Cars older than eight years will be seized, disposed of, if imported – GRA warns
Months after Government restricted the importation of used cars older than eight years; authorities have warned that there will be little flexibility.
Yesterday, the Guyana Revenue Authority (GRA) reminded motor vehicle dealers and other importers, that the recent legislative changes to the Customs Act restrict motor vehicles that are eight years and older, from the date of manufacture to the date of importation, from entering Guyana.
This new law, GRA said in a statement, took effect from May 01, 2016.
According to the authority, it has already issued notices to this effect in the media.
GRA warned vehicle importers to desist from purchasing such vehicles and attempting to import same since vehicles, as these on entry will be forfeited and disposed of, in accordance with the provisions of the Customs Laws.
“Other fines and penalties may also be imposed. Importers should note that the restriction excludes heavy-duty vehicles, namely trucks, lorries, vehicles used in the agricultural and industrial sector and special purpose vehicles.”
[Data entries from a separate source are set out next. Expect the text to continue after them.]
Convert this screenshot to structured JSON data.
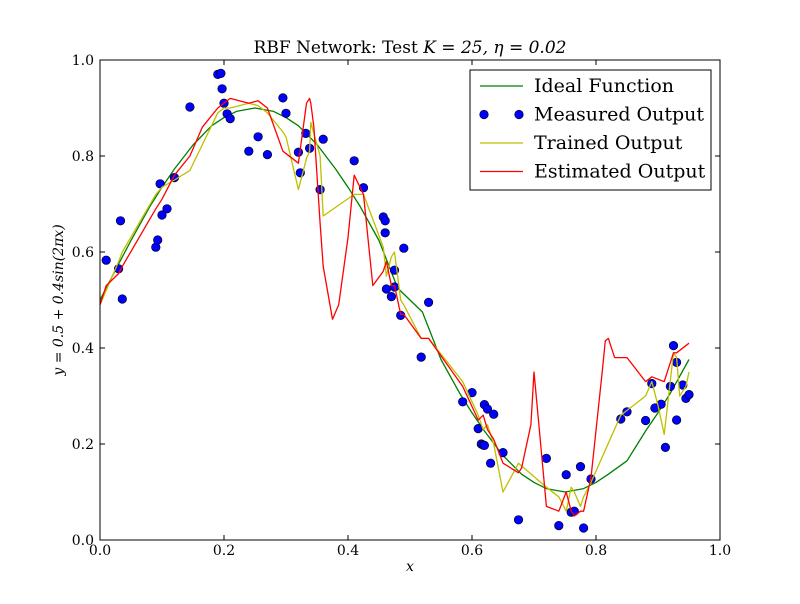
{
  "chart_data": {
    "type": "line",
    "title": "RBF Network: Test K = 25, η = 0.02",
    "title_parts": {
      "prefix": "RBF Network: Test ",
      "math": "K = 25, η = 0.02"
    },
    "xlabel": "x",
    "ylabel": "y = 0.5 + 0.4sin(2πx)",
    "xlim": [
      0.0,
      1.0
    ],
    "ylim": [
      0.0,
      1.0
    ],
    "xticks": [
      "0.0",
      "0.2",
      "0.4",
      "0.6",
      "0.8",
      "1.0"
    ],
    "yticks": [
      "0.0",
      "0.2",
      "0.4",
      "0.6",
      "0.8",
      "1.0"
    ],
    "grid": false,
    "legend_position": "top-right",
    "series": [
      {
        "name": "Ideal Function",
        "kind": "line",
        "color": "#008000",
        "x": [
          0.0,
          0.01,
          0.03,
          0.05,
          0.08,
          0.1,
          0.12,
          0.15,
          0.18,
          0.2,
          0.22,
          0.25,
          0.28,
          0.3,
          0.32,
          0.35,
          0.38,
          0.4,
          0.42,
          0.45,
          0.48,
          0.5,
          0.52,
          0.55,
          0.58,
          0.6,
          0.62,
          0.65,
          0.68,
          0.7,
          0.72,
          0.75,
          0.78,
          0.8,
          0.82,
          0.85,
          0.88,
          0.9,
          0.92,
          0.95
        ],
        "y": [
          0.5,
          0.525,
          0.575,
          0.624,
          0.694,
          0.735,
          0.773,
          0.823,
          0.863,
          0.88,
          0.893,
          0.9,
          0.893,
          0.88,
          0.863,
          0.824,
          0.773,
          0.735,
          0.694,
          0.624,
          0.525,
          0.5,
          0.475,
          0.376,
          0.306,
          0.265,
          0.227,
          0.176,
          0.137,
          0.12,
          0.107,
          0.1,
          0.107,
          0.12,
          0.137,
          0.165,
          0.227,
          0.265,
          0.306,
          0.376
        ]
      },
      {
        "name": "Measured Output",
        "kind": "scatter",
        "color": "#0000ff",
        "x": [
          0.01,
          0.03,
          0.033,
          0.036,
          0.09,
          0.093,
          0.097,
          0.1,
          0.108,
          0.12,
          0.145,
          0.19,
          0.195,
          0.197,
          0.2,
          0.205,
          0.21,
          0.24,
          0.255,
          0.27,
          0.295,
          0.3,
          0.32,
          0.323,
          0.332,
          0.338,
          0.355,
          0.36,
          0.41,
          0.425,
          0.457,
          0.46,
          0.46,
          0.462,
          0.47,
          0.475,
          0.475,
          0.485,
          0.49,
          0.518,
          0.53,
          0.585,
          0.6,
          0.61,
          0.615,
          0.618,
          0.62,
          0.62,
          0.625,
          0.63,
          0.635,
          0.65,
          0.675,
          0.72,
          0.74,
          0.752,
          0.76,
          0.765,
          0.775,
          0.78,
          0.792,
          0.84,
          0.85,
          0.88,
          0.89,
          0.895,
          0.905,
          0.912,
          0.92,
          0.925,
          0.93,
          0.93,
          0.94,
          0.945,
          0.95
        ],
        "y": [
          0.583,
          0.565,
          0.665,
          0.502,
          0.61,
          0.625,
          0.742,
          0.677,
          0.69,
          0.755,
          0.902,
          0.97,
          0.972,
          0.94,
          0.91,
          0.888,
          0.878,
          0.81,
          0.84,
          0.803,
          0.921,
          0.889,
          0.808,
          0.765,
          0.847,
          0.816,
          0.73,
          0.835,
          0.79,
          0.734,
          0.673,
          0.665,
          0.64,
          0.523,
          0.507,
          0.562,
          0.527,
          0.468,
          0.608,
          0.381,
          0.495,
          0.288,
          0.307,
          0.232,
          0.2,
          0.198,
          0.197,
          0.282,
          0.273,
          0.16,
          0.262,
          0.182,
          0.042,
          0.17,
          0.03,
          0.136,
          0.058,
          0.06,
          0.153,
          0.025,
          0.127,
          0.252,
          0.267,
          0.249,
          0.326,
          0.275,
          0.283,
          0.193,
          0.32,
          0.405,
          0.37,
          0.25,
          0.323,
          0.295,
          0.303
        ]
      },
      {
        "name": "Trained Output",
        "kind": "line",
        "color": "#bfbf00",
        "x": [
          0.0,
          0.01,
          0.03,
          0.036,
          0.09,
          0.1,
          0.12,
          0.145,
          0.19,
          0.2,
          0.21,
          0.24,
          0.255,
          0.27,
          0.295,
          0.3,
          0.32,
          0.333,
          0.338,
          0.34,
          0.355,
          0.36,
          0.41,
          0.425,
          0.457,
          0.462,
          0.47,
          0.475,
          0.485,
          0.49,
          0.518,
          0.53,
          0.585,
          0.61,
          0.618,
          0.625,
          0.635,
          0.65,
          0.675,
          0.72,
          0.74,
          0.752,
          0.76,
          0.765,
          0.775,
          0.78,
          0.792,
          0.84,
          0.85,
          0.88,
          0.89,
          0.9,
          0.91,
          0.925,
          0.93,
          0.935,
          0.945,
          0.95
        ],
        "y": [
          0.49,
          0.52,
          0.58,
          0.6,
          0.72,
          0.735,
          0.75,
          0.77,
          0.89,
          0.9,
          0.9,
          0.91,
          0.905,
          0.89,
          0.85,
          0.84,
          0.73,
          0.795,
          0.81,
          0.87,
          0.8,
          0.675,
          0.72,
          0.72,
          0.61,
          0.55,
          0.59,
          0.6,
          0.5,
          0.49,
          0.42,
          0.42,
          0.33,
          0.26,
          0.23,
          0.24,
          0.2,
          0.1,
          0.16,
          0.11,
          0.09,
          0.06,
          0.11,
          0.1,
          0.07,
          0.09,
          0.12,
          0.26,
          0.27,
          0.3,
          0.33,
          0.28,
          0.22,
          0.39,
          0.38,
          0.3,
          0.32,
          0.35
        ]
      },
      {
        "name": "Estimated Output",
        "kind": "line",
        "color": "#ff0000",
        "x": [
          0.0,
          0.01,
          0.03,
          0.036,
          0.09,
          0.1,
          0.12,
          0.145,
          0.165,
          0.19,
          0.2,
          0.21,
          0.24,
          0.255,
          0.27,
          0.295,
          0.32,
          0.333,
          0.338,
          0.34,
          0.345,
          0.355,
          0.36,
          0.375,
          0.385,
          0.4,
          0.41,
          0.425,
          0.44,
          0.457,
          0.462,
          0.47,
          0.475,
          0.485,
          0.49,
          0.518,
          0.53,
          0.585,
          0.61,
          0.618,
          0.625,
          0.635,
          0.65,
          0.675,
          0.68,
          0.695,
          0.7,
          0.72,
          0.74,
          0.752,
          0.76,
          0.765,
          0.775,
          0.78,
          0.792,
          0.81,
          0.815,
          0.82,
          0.83,
          0.85,
          0.88,
          0.89,
          0.91,
          0.925,
          0.93,
          0.95
        ],
        "y": [
          0.49,
          0.53,
          0.555,
          0.57,
          0.69,
          0.71,
          0.76,
          0.8,
          0.86,
          0.9,
          0.91,
          0.92,
          0.91,
          0.915,
          0.9,
          0.81,
          0.785,
          0.91,
          0.92,
          0.91,
          0.86,
          0.66,
          0.57,
          0.46,
          0.49,
          0.63,
          0.76,
          0.72,
          0.53,
          0.56,
          0.58,
          0.53,
          0.53,
          0.47,
          0.47,
          0.42,
          0.42,
          0.32,
          0.25,
          0.26,
          0.23,
          0.21,
          0.16,
          0.14,
          0.15,
          0.24,
          0.35,
          0.07,
          0.06,
          0.1,
          0.06,
          0.05,
          0.06,
          0.06,
          0.13,
          0.35,
          0.415,
          0.42,
          0.38,
          0.38,
          0.33,
          0.34,
          0.33,
          0.39,
          0.39,
          0.41
        ]
      }
    ]
  }
}
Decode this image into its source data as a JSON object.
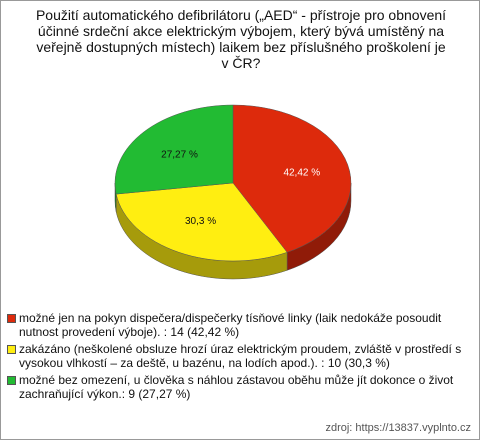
{
  "chart_data": {
    "type": "pie",
    "title": "Použití automatického defibrilátoru („AED“ - přístroje pro obnovení účinné srdeční akce elektrickým výbojem, který bývá umístěný na veřejně dostupných místech) laikem bez příslušného proškolení je v ČR?",
    "categories": [
      "možné jen na pokyn dispečera/dispečerky tísňové linky (laik nedokáže posoudit nutnost provedení výboje). : 14 (42,42 %)",
      "zakázáno (neškolené obsluze hrozí úraz elektrickým proudem, zvláště v prostředí s vysokou vlhkostí – za deště, u bazénu, na lodích apod.). : 10 (30,3 %)",
      "možné bez omezení, u člověka s náhlou zástavou oběhu může jít dokonce o život zachraňující výkon.: 9 (27,27 %)"
    ],
    "values": [
      42.42,
      30.3,
      27.27
    ],
    "value_labels": [
      "42,42 %",
      "30,3 %",
      "27,27 %"
    ],
    "colors": [
      "#dd2a0c",
      "#ffee11",
      "#22bb33"
    ],
    "source": "zdroj: https://13837.vyplnto.cz"
  }
}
Government has been arguing that the restrictions on cars older than eight years were to protect consumers, and are in keeping with the country’s plan to pursue a green economy. However, truck owners, involved in the transportation business, have complained that any restriction would make prices totally unaffordable.
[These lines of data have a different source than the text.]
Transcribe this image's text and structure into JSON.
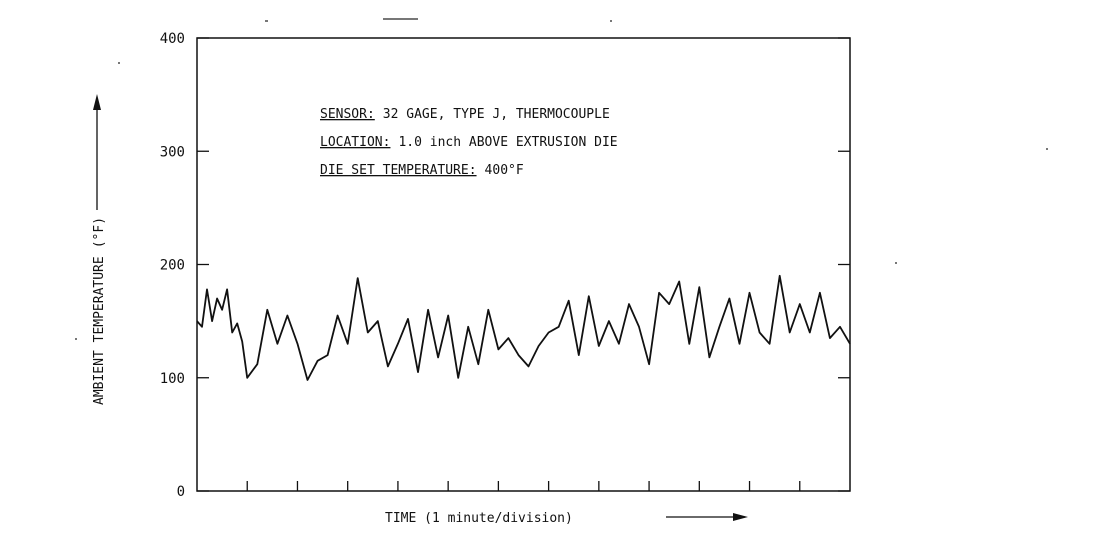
{
  "chart_data": {
    "type": "line",
    "title": "",
    "xlabel": "TIME (1 minute/division)",
    "ylabel": "AMBIENT TEMPERATURE",
    "ylabel_unit": "(°F)",
    "ylim": [
      0,
      400
    ],
    "yticks": [
      "0",
      "100",
      "200",
      "300",
      "400"
    ],
    "xlim": [
      0,
      13
    ],
    "x_divisions": 13,
    "grid": false,
    "annotations": {
      "sensor_key": "SENSOR:",
      "sensor_value": "32 GAGE, TYPE J, THERMOCOUPLE",
      "location_key": "LOCATION:",
      "location_value": "1.0 inch ABOVE EXTRUSION DIE",
      "dieset_key": "DIE SET TEMPERATURE:",
      "dieset_value": "400°F"
    },
    "series": [
      {
        "x": [
          0,
          0.1,
          0.2,
          0.3,
          0.4,
          0.5,
          0.6,
          0.7,
          0.8,
          0.9,
          1.0,
          1.2,
          1.4,
          1.6,
          1.8,
          2.0,
          2.2,
          2.4,
          2.6,
          2.8,
          3.0,
          3.2,
          3.4,
          3.6,
          3.8,
          4.0,
          4.2,
          4.4,
          4.6,
          4.8,
          5.0,
          5.2,
          5.4,
          5.6,
          5.8,
          6.0,
          6.2,
          6.4,
          6.6,
          6.8,
          7.0,
          7.2,
          7.4,
          7.6,
          7.8,
          8.0,
          8.2,
          8.4,
          8.6,
          8.8,
          9.0,
          9.2,
          9.4,
          9.6,
          9.8,
          10.0,
          10.2,
          10.4,
          10.6,
          10.8,
          11.0,
          11.2,
          11.4,
          11.6,
          11.8,
          12.0,
          12.2,
          12.4,
          12.6,
          12.8,
          13.0
        ],
        "y": [
          150,
          145,
          178,
          150,
          170,
          160,
          178,
          140,
          148,
          132,
          100,
          112,
          160,
          130,
          155,
          130,
          98,
          115,
          120,
          155,
          130,
          188,
          140,
          150,
          110,
          130,
          152,
          105,
          160,
          118,
          155,
          100,
          145,
          112,
          160,
          125,
          135,
          120,
          110,
          128,
          140,
          145,
          168,
          120,
          172,
          128,
          150,
          130,
          165,
          145,
          112,
          175,
          165,
          185,
          130,
          180,
          118,
          145,
          170,
          130,
          175,
          140,
          130,
          190,
          140,
          165,
          140,
          175,
          135,
          145,
          130
        ]
      }
    ]
  }
}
GRA had explained that the measure was announced by Minister of Finance, Winston Jordan, during the presentation of the 2016 National Budget. It was subsequently presented in Parliament in February and assented to on March 14, 2016.
The restrictions are all part of a larger, long term “green” strategy to ensure that Guyana does not become a dumping ground for older vehicles. However, auto dealers had been urging Government to rethink those plans and to meet with them to talk about a new tax structure that would not cause hardships for stakeholders.
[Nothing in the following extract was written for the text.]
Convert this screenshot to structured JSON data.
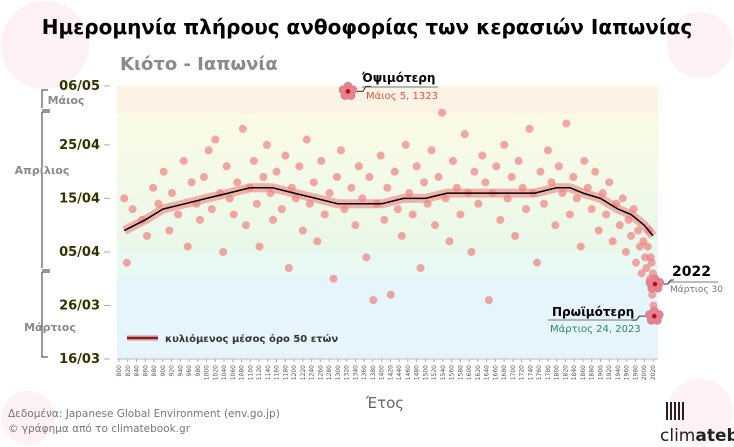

The Finance Minister had also given notice of the administration’s intentions to remove the excise tax on motor vehicles that are under four years old and lower than 1500cc. These vehicles currently attract excise tax at a rate of 30 percent with an effective tax rate of 118.7 percent. With this removal, Jordan explained, the effective tax rate will be reduced to 68.2 percent.
Another major impact from the budget would be the reduction of excise tax from 50 percent to 10 percent on motor vehicles under four years old – that is for vehicles between 1500cc and under 2000cc. The effective tax rate of 152.3 percent for this category will be reduced to 85 percent.
It was widely felt that vehicles, especially the popular Toyota Premio and Allion sedan family cars, would become cheaper.
But not so fast, says auto dealers. Local car importers are asking Government to rethink its proposed tax change for used, imported cars, saying that an eight-year-old restriction will effectively drive prices up as the newer the cars, the more expensive they will be.
With many families depending heavily on the local banks for loans, the dealers had claimed that many workers are barely eligible for a $2M loan. And these are for the cheaper cars, more than eight years old.